Standing in the field for three days, which is exactly what South Africa made England do at the drawn first Test, is a debilitating enough experience on its own, but when you have to bowl as well it becomes absolutely knackering. Niggling injuries are sustained: muscles and minds are exhausted, and it is the job of Russell, Saxby, Bradley and Bull to patch up, pick up and prepare the team as well as they can for what will undoubtedly be another highly competitive encounter.

At the conclusion of the drawn first Test Michael Vaughan was extremely upbeat about his team's performance, and he had every right to be. The result does not show it but it was as good an all-round performance as England have produced in the past couple of years.

Confidence can be taken from the game, the only worry is that it could be outweighed by the physical state of the players bodies. England’s bowlers will be on their knees in the dressing room praying when Vaughan walks out to toss on Friday morning, hoping that the flick of the coin results in the team batting. It would afford them another day of rest. The return of Andrew Flintoff will ease their workload but only if he is a member of a five-man attack. Picking Flintoff as one of four bowlers could increase the onus on the other three because Vaughan would be reluctant to over bowl a bowler with such a poor fitness record.
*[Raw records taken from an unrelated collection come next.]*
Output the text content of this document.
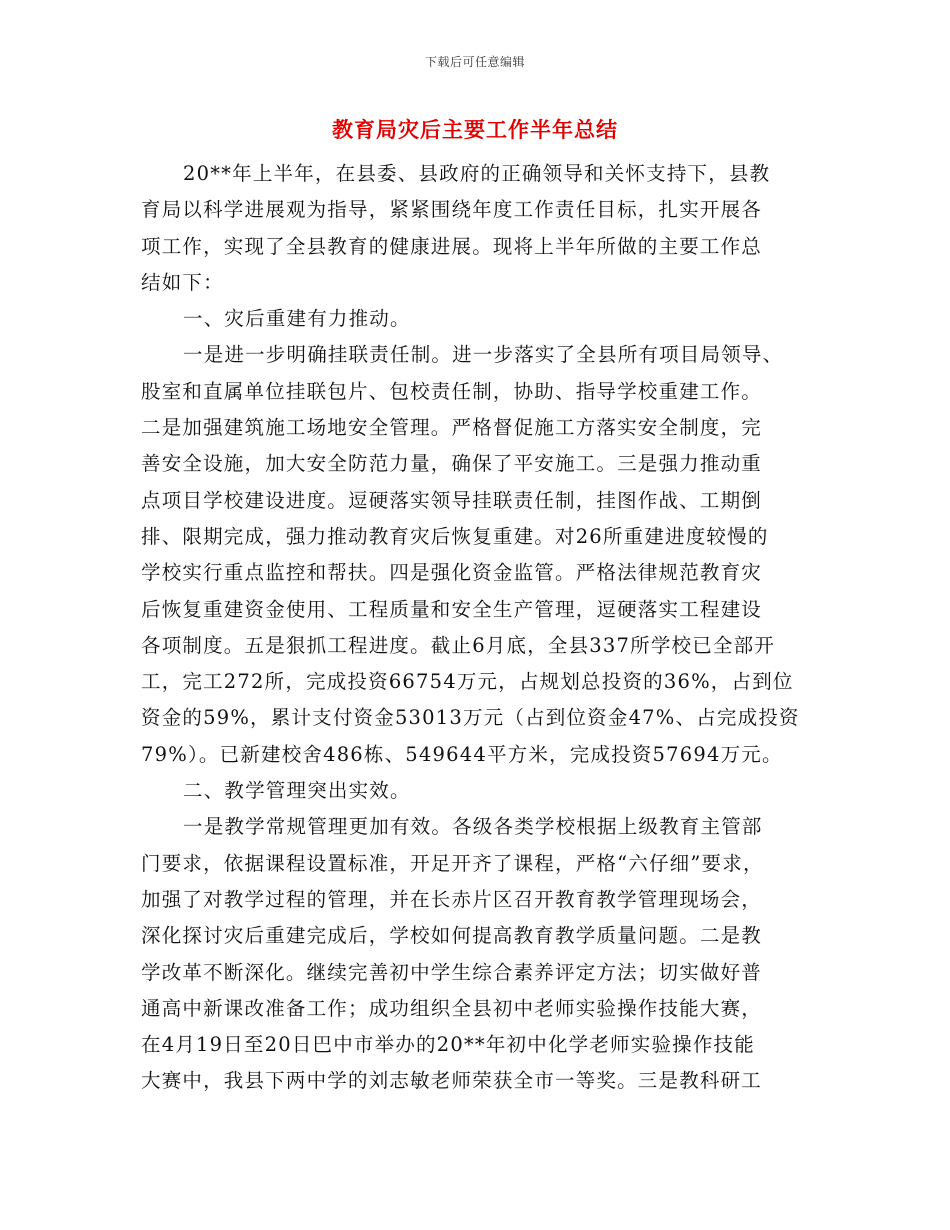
下载后可任意编辑
教育局灾后主要工作半年总结
20**年上半年，在县委、县政府的正确领导和关怀支持下，县教
育局以科学进展观为指导，紧紧围绕年度工作责任目标，扎实开展各
项工作，实现了全县教育的健康进展。现将上半年所做的主要工作总
结如下：
一、灾后重建有力推动。
一是进一步明确挂联责任制。进一步落实了全县所有项目局领导、
股室和直属单位挂联包片、包校责任制，协助、指导学校重建工作。
二是加强建筑施工场地安全管理。严格督促施工方落实安全制度，完
善安全设施，加大安全防范力量，确保了平安施工。三是强力推动重
点项目学校建设进度。逗硬落实领导挂联责任制，挂图作战、工期倒
排、限期完成，强力推动教育灾后恢复重建。对26所重建进度较慢的
学校实行重点监控和帮扶。四是强化资金监管。严格法律规范教育灾
后恢复重建资金使用、工程质量和安全生产管理，逗硬落实工程建设
各项制度。五是狠抓工程进度。截止6月底，全县337所学校已全部开
工，完工272所，完成投资66754万元，占规划总投资的36%，占到位
资金的59%，累计支付资金53013万元（占到位资金47%、占完成投资
79%）。已新建校舍486栋、549644平方米，完成投资57694万元。
二、教学管理突出实效。
一是教学常规管理更加有效。各级各类学校根据上级教育主管部
门要求，依据课程设置标准，开足开齐了课程，严格“六仔细”要求，
加强了对教学过程的管理，并在长赤片区召开教育教学管理现场会，
深化探讨灾后重建完成后，学校如何提高教育教学质量问题。二是教
学改革不断深化。继续完善初中学生综合素养评定方法；切实做好普
通高中新课改准备工作；成功组织全县初中老师实验操作技能大赛，
在4月19日至20日巴中市举办的20**年初中化学老师实验操作技能
大赛中，我县下两中学的刘志敏老师荣获全市一等奖。三是教科研工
The Lord’s Test finished with South Africa on top but the high quality of England’s cricket highlighted that Graeme Smith’s side are more vulnerable and beatable than many people imagined before the series began. By then it had almost been forgotten that England had scored 593-8 during the first two days of the Test, taking South Africa’s bowlers for almost four runs per over.

South Africa’s attack has the potential to be extremely destructive but it will not be looking forward to bowling at Kevin Pietersen and Ian Bell, who carted them all around the home of cricket. Since then the practice of the South Africans has been limited to net sessions not matches and they will still be uncertain on Friday. There is a slope at Headingley, which makes it a difficult ground to bowl at too.

England’s bowlers may not be in the most positive of moods after taking three wickets in two days but deep down they know that if they strike early with the new ball they can bowl South Africa out cheaply. Each will be hoping that Headingley offers them greater encouragement than the benign strip of turf they toiled on at Lord’s. The Leeds pitch has changed significantly from the eighties and nineties when it was a seam bowlers paradise but, even so, it will still offer the fast men and Monty Panesar greater assistance.

Panesar was the one disappointment at Lord’s, failing to make any impression on a wearing pitch. Panesar remains a fine bowler but he needs to be more flexible. At the moment he is dangerous on pitches that suit his style of bowling but he appears unable to adapt his game to the conditions placed in front of him. Each pitch requires a spinner to bowl at a different pace on it and Panesar does not yet do this as well as he should.